It has been 2 months since Gracie came into the world in perfect stillness and silence. Two months. 9 weeks. 61 days. A lifetime. Every day is so different from the day before, yet they are all the same. I think about Gracie as soon as I wake up in the morning, she is my last thought before I go to sleep, and she consumes much of my thought process throughout the time in between.
The second month turned out to be so much harder than the first, especially the last two weeks. I have countless thoughts every day that I would never have had if Gracie had come home with us; sometimes one thought leads to another, which leads to another, which leads to another, and so on – sometimes they are completely random and disconnected, and the only common denominator is that they are all my thoughts. Some of them are completely rational, expected thoughts and feelings; others actually cause me to have feelings of guilt and shame, and make me wonder how anyone (let alone me) could think such horrible and rotten things.
I watch other people going about their normal business; I wish they knew how I was feeling, and I wonder if they have ever been in this place. I find myself staring down other women with pregnant bellies, babies or toddlers. I catch myself feeling envious of them, but them I remind myself that I have no idea what they may have experienced in the past and no idea what they may have gone through to get where they are – perhaps they have been down this same road and are finally getting their rainbow baby. I also remind myself that no one knows what terrible surprises and pain might lie ahead of them, and then pray that they are not chosen to walk the road that we are walking. I sometimes find myself overwhelmed by feelings of envy toward people I know who are still pregnant or have infants. I would never wish this on anyone, and I am so thankful that most of our friends and family have never experienced this, but I sometimes wonder ‘Why us and not someone else?’ And then I return to wondering how anyone could have such an awful thought.
In the past, I have been accused of being an angry person; those who really know me understand that I am not an angry person - just a realist with a relatively strong cynical streak. But since September 14th I have been that angry person. I knew that the anger would come and I was waiting for it…but it still managed to sneak in with no warning…..and it absolutely doesn’t suit me. I can’t stand being angry, especially since I have no legitimate target for the anger. We have been robbed of so much, and I don’t want ever want a day to go by that I don’t think about Gracie, but the unending anger makes me feel like I’m dwelling and wallowing in self-pity. I have been trying really hard to balance the angry thoughts with some positives. I try to remember that someday Jeff and I will be reunited with Gracie, and then we will be complete again. I try to remember that we can use our experience to help others get through similar loss and pain. I try to remember that, although nothing will ever replace what we have lost, happier times in our lives lie ahead.

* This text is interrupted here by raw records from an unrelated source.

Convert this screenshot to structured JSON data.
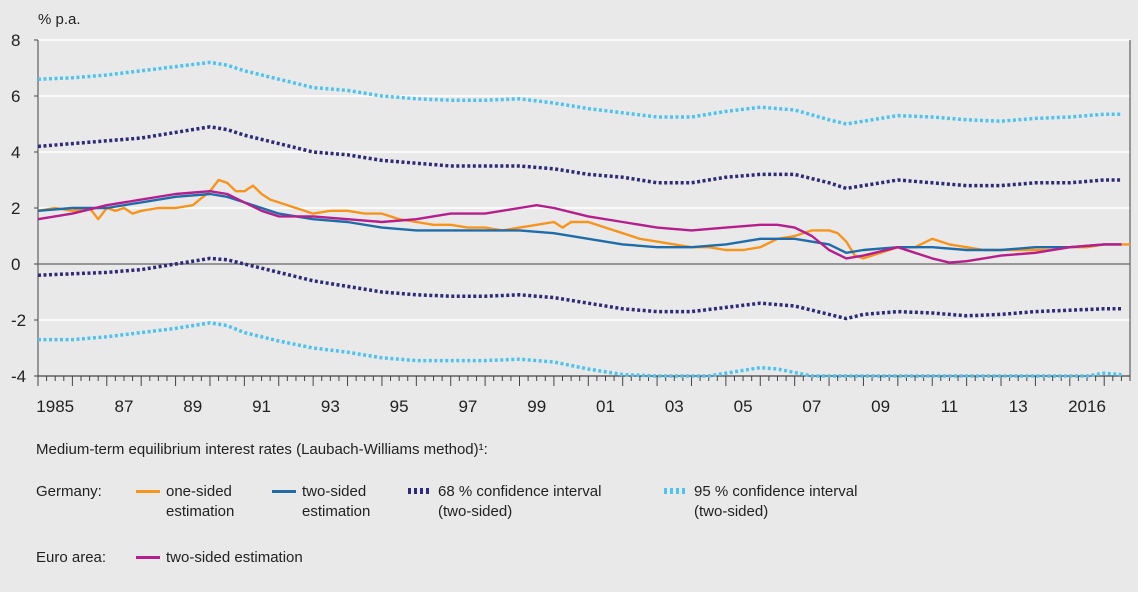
{
  "chart_data": {
    "type": "line",
    "unit_label": "% p.a.",
    "x_ticks": [
      "1985",
      "87",
      "89",
      "91",
      "93",
      "95",
      "97",
      "99",
      "01",
      "03",
      "05",
      "07",
      "09",
      "11",
      "13",
      "2016"
    ],
    "ylim": [
      -4,
      8
    ],
    "y_ticks": [
      "8",
      "6",
      "4",
      "2",
      "0",
      "-2",
      "-4"
    ],
    "xlim": [
      1985.0,
      2016.75
    ],
    "grid": true,
    "series": [
      {
        "name": "Germany: one-sided estimation",
        "color": "#f7941d",
        "style": "solid",
        "x": [
          1985.0,
          1985.5,
          1986.0,
          1986.5,
          1986.75,
          1987.0,
          1987.25,
          1987.5,
          1987.75,
          1988.0,
          1988.5,
          1989.0,
          1989.5,
          1990.0,
          1990.25,
          1990.5,
          1990.75,
          1991.0,
          1991.25,
          1991.5,
          1991.75,
          1992.0,
          1992.5,
          1993.0,
          1993.5,
          1994.0,
          1994.5,
          1995.0,
          1995.5,
          1996.0,
          1996.5,
          1997.0,
          1997.5,
          1998.0,
          1998.5,
          1999.0,
          1999.5,
          2000.0,
          2000.25,
          2000.5,
          2001.0,
          2001.5,
          2002.0,
          2002.5,
          2003.0,
          2003.5,
          2004.0,
          2004.5,
          2005.0,
          2005.5,
          2006.0,
          2006.5,
          2007.0,
          2007.5,
          2008.0,
          2008.25,
          2008.5,
          2008.75,
          2009.0,
          2009.5,
          2010.0,
          2010.5,
          2011.0,
          2011.5,
          2012.0,
          2012.5,
          2013.0,
          2013.5,
          2014.0,
          2014.5,
          2015.0,
          2015.5,
          2016.0,
          2016.5,
          2016.75
        ],
        "values": [
          1.9,
          2.0,
          1.9,
          2.0,
          1.6,
          2.0,
          1.9,
          2.0,
          1.8,
          1.9,
          2.0,
          2.0,
          2.1,
          2.6,
          3.0,
          2.9,
          2.6,
          2.6,
          2.8,
          2.5,
          2.3,
          2.2,
          2.0,
          1.8,
          1.9,
          1.9,
          1.8,
          1.8,
          1.6,
          1.5,
          1.4,
          1.4,
          1.3,
          1.3,
          1.2,
          1.3,
          1.4,
          1.5,
          1.3,
          1.5,
          1.5,
          1.3,
          1.1,
          0.9,
          0.8,
          0.7,
          0.6,
          0.6,
          0.5,
          0.5,
          0.6,
          0.9,
          1.0,
          1.2,
          1.2,
          1.1,
          0.8,
          0.3,
          0.2,
          0.4,
          0.6,
          0.6,
          0.9,
          0.7,
          0.6,
          0.5,
          0.5,
          0.5,
          0.5,
          0.5,
          0.6,
          0.6,
          0.7,
          0.7,
          0.7
        ]
      },
      {
        "name": "Germany: two-sided estimation",
        "color": "#1f6ca9",
        "style": "solid",
        "x": [
          1985.0,
          1986.0,
          1987.0,
          1988.0,
          1989.0,
          1990.0,
          1990.5,
          1991.0,
          1991.5,
          1992.0,
          1993.0,
          1994.0,
          1995.0,
          1996.0,
          1997.0,
          1998.0,
          1999.0,
          2000.0,
          2001.0,
          2002.0,
          2003.0,
          2004.0,
          2005.0,
          2006.0,
          2007.0,
          2008.0,
          2008.5,
          2009.0,
          2010.0,
          2011.0,
          2012.0,
          2013.0,
          2014.0,
          2015.0,
          2016.0,
          2016.5
        ],
        "values": [
          1.9,
          2.0,
          2.0,
          2.2,
          2.4,
          2.5,
          2.4,
          2.2,
          2.0,
          1.8,
          1.6,
          1.5,
          1.3,
          1.2,
          1.2,
          1.2,
          1.2,
          1.1,
          0.9,
          0.7,
          0.6,
          0.6,
          0.7,
          0.9,
          0.9,
          0.7,
          0.4,
          0.5,
          0.6,
          0.6,
          0.5,
          0.5,
          0.6,
          0.6,
          0.7,
          0.7
        ]
      },
      {
        "name": "Germany: 68 % confidence interval (two-sided) upper",
        "color": "#2e2a7a",
        "style": "dotted",
        "x": [
          1985.0,
          1986.0,
          1987.0,
          1988.0,
          1989.0,
          1990.0,
          1990.5,
          1991.0,
          1992.0,
          1993.0,
          1994.0,
          1995.0,
          1996.0,
          1997.0,
          1998.0,
          1999.0,
          2000.0,
          2001.0,
          2002.0,
          2003.0,
          2004.0,
          2005.0,
          2006.0,
          2007.0,
          2008.0,
          2008.5,
          2009.0,
          2010.0,
          2011.0,
          2012.0,
          2013.0,
          2014.0,
          2015.0,
          2016.0,
          2016.5
        ],
        "values": [
          4.2,
          4.3,
          4.4,
          4.5,
          4.7,
          4.9,
          4.8,
          4.6,
          4.3,
          4.0,
          3.9,
          3.7,
          3.6,
          3.5,
          3.5,
          3.5,
          3.4,
          3.2,
          3.1,
          2.9,
          2.9,
          3.1,
          3.2,
          3.2,
          2.9,
          2.7,
          2.8,
          3.0,
          2.9,
          2.8,
          2.8,
          2.9,
          2.9,
          3.0,
          3.0
        ]
      },
      {
        "name": "Germany: 68 % confidence interval (two-sided) lower",
        "color": "#2e2a7a",
        "style": "dotted",
        "x": [
          1985.0,
          1986.0,
          1987.0,
          1988.0,
          1989.0,
          1990.0,
          1990.5,
          1991.0,
          1992.0,
          1993.0,
          1994.0,
          1995.0,
          1996.0,
          1997.0,
          1998.0,
          1999.0,
          2000.0,
          2001.0,
          2002.0,
          2003.0,
          2004.0,
          2005.0,
          2006.0,
          2007.0,
          2008.0,
          2008.5,
          2009.0,
          2010.0,
          2011.0,
          2012.0,
          2013.0,
          2014.0,
          2015.0,
          2016.0,
          2016.5
        ],
        "values": [
          -0.4,
          -0.35,
          -0.3,
          -0.2,
          0.0,
          0.2,
          0.15,
          0.0,
          -0.3,
          -0.6,
          -0.8,
          -1.0,
          -1.1,
          -1.15,
          -1.15,
          -1.1,
          -1.2,
          -1.4,
          -1.6,
          -1.7,
          -1.7,
          -1.55,
          -1.4,
          -1.5,
          -1.8,
          -1.95,
          -1.8,
          -1.7,
          -1.75,
          -1.85,
          -1.8,
          -1.7,
          -1.65,
          -1.6,
          -1.6
        ]
      },
      {
        "name": "Germany: 95 % confidence interval (two-sided) upper",
        "color": "#4fc3f0",
        "style": "dotted",
        "x": [
          1985.0,
          1986.0,
          1987.0,
          1988.0,
          1989.0,
          1990.0,
          1990.5,
          1991.0,
          1992.0,
          1993.0,
          1994.0,
          1995.0,
          1996.0,
          1997.0,
          1998.0,
          1999.0,
          2000.0,
          2001.0,
          2002.0,
          2003.0,
          2004.0,
          2005.0,
          2006.0,
          2007.0,
          2008.0,
          2008.5,
          2009.0,
          2010.0,
          2011.0,
          2012.0,
          2013.0,
          2014.0,
          2015.0,
          2016.0,
          2016.5
        ],
        "values": [
          6.6,
          6.65,
          6.75,
          6.9,
          7.05,
          7.2,
          7.1,
          6.9,
          6.6,
          6.3,
          6.2,
          6.0,
          5.9,
          5.85,
          5.85,
          5.9,
          5.75,
          5.55,
          5.4,
          5.25,
          5.25,
          5.45,
          5.6,
          5.5,
          5.15,
          5.0,
          5.1,
          5.3,
          5.25,
          5.15,
          5.1,
          5.2,
          5.25,
          5.35,
          5.35
        ]
      },
      {
        "name": "Germany: 95 % confidence interval (two-sided) lower",
        "color": "#4fc3f0",
        "style": "dotted",
        "x": [
          1985.0,
          1986.0,
          1987.0,
          1988.0,
          1989.0,
          1990.0,
          1990.5,
          1991.0,
          1992.0,
          1993.0,
          1994.0,
          1995.0,
          1996.0,
          1997.0,
          1998.0,
          1999.0,
          2000.0,
          2001.0,
          2002.0,
          2003.0,
          2004.5,
          2005.5,
          2006.0,
          2006.5,
          2007.5,
          2015.5,
          2016.0,
          2016.5
        ],
        "values": [
          -2.7,
          -2.7,
          -2.6,
          -2.45,
          -2.3,
          -2.1,
          -2.2,
          -2.45,
          -2.75,
          -3.0,
          -3.15,
          -3.35,
          -3.45,
          -3.45,
          -3.45,
          -3.4,
          -3.5,
          -3.75,
          -3.95,
          -4.0,
          -4.0,
          -3.8,
          -3.7,
          -3.75,
          -4.0,
          -4.0,
          -3.9,
          -3.95
        ]
      },
      {
        "name": "Euro area: two-sided estimation",
        "color": "#b51e8c",
        "style": "solid",
        "x": [
          1985.0,
          1986.0,
          1987.0,
          1988.0,
          1989.0,
          1990.0,
          1990.5,
          1991.0,
          1991.5,
          1992.0,
          1992.5,
          1993.0,
          1994.0,
          1995.0,
          1996.0,
          1997.0,
          1998.0,
          1999.0,
          1999.5,
          2000.0,
          2001.0,
          2002.0,
          2003.0,
          2004.0,
          2005.0,
          2006.0,
          2006.5,
          2007.0,
          2007.5,
          2008.0,
          2008.5,
          2009.0,
          2010.0,
          2010.5,
          2011.0,
          2011.5,
          2012.0,
          2012.5,
          2013.0,
          2014.0,
          2015.0,
          2016.0,
          2016.5
        ],
        "values": [
          1.6,
          1.8,
          2.1,
          2.3,
          2.5,
          2.6,
          2.5,
          2.2,
          1.9,
          1.7,
          1.7,
          1.7,
          1.6,
          1.5,
          1.6,
          1.8,
          1.8,
          2.0,
          2.1,
          2.0,
          1.7,
          1.5,
          1.3,
          1.2,
          1.3,
          1.4,
          1.4,
          1.3,
          1.0,
          0.5,
          0.2,
          0.3,
          0.6,
          0.4,
          0.2,
          0.05,
          0.1,
          0.2,
          0.3,
          0.4,
          0.6,
          0.7,
          0.7
        ]
      }
    ]
  },
  "legend": {
    "title": "Medium-term equilibrium interest rates (Laubach-Williams method)¹:",
    "germany_label": "Germany:",
    "euro_label": "Euro area:",
    "items": [
      {
        "label": "one-sided\nestimation",
        "color": "#f7941d",
        "style": "solid"
      },
      {
        "label": "two-sided\nestimation",
        "color": "#1f6ca9",
        "style": "solid"
      },
      {
        "label": "68 % confidence interval\n(two-sided)",
        "color": "#2e2a7a",
        "style": "dotted"
      },
      {
        "label": "95 % confidence interval\n(two-sided)",
        "color": "#4fc3f0",
        "style": "dotted"
      }
    ],
    "euro_item": {
      "label": "two-sided estimation",
      "color": "#b51e8c",
      "style": "solid"
    }
  }
}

I continue to encounter people who either don’t know what happened to Gracie, as well as those who have not yet had (or taken) the opportunity to express their condolences. Most of these people want to express their condolences on the spot, and really do mean well, but most of the time I wish they would just say ‘I’m sorry,’ and leave it at that. Anything beyond that just usually sets me off inside. I could elaborate on this, but I won’t.
I wonder every day what the last two months would have been like with Gracie. I wonder when we would really be celebrating the one or two month marks and how much she would have weighed by the time she was ready to make her grand appearance. I wonder if she felt any pain before she died. I wonder what she would have looked like with her eyes open. I think about all of the proactive things that we did during pregnancy and wonder if it really had any influence or affect on her well-being….and I sometimes wonder if anything that we did sped up or delayed the inevitable. Although the last 61 days have been some of the hardest days of my life, I have no regrets about our time with Gracie. Given the choice to do it again with the same outcome or to not do it at all, I would, unquestionably, do it again. Among so many other things, she has shown us the purest meaning of true and unconditional love, and I would not trade that for anything.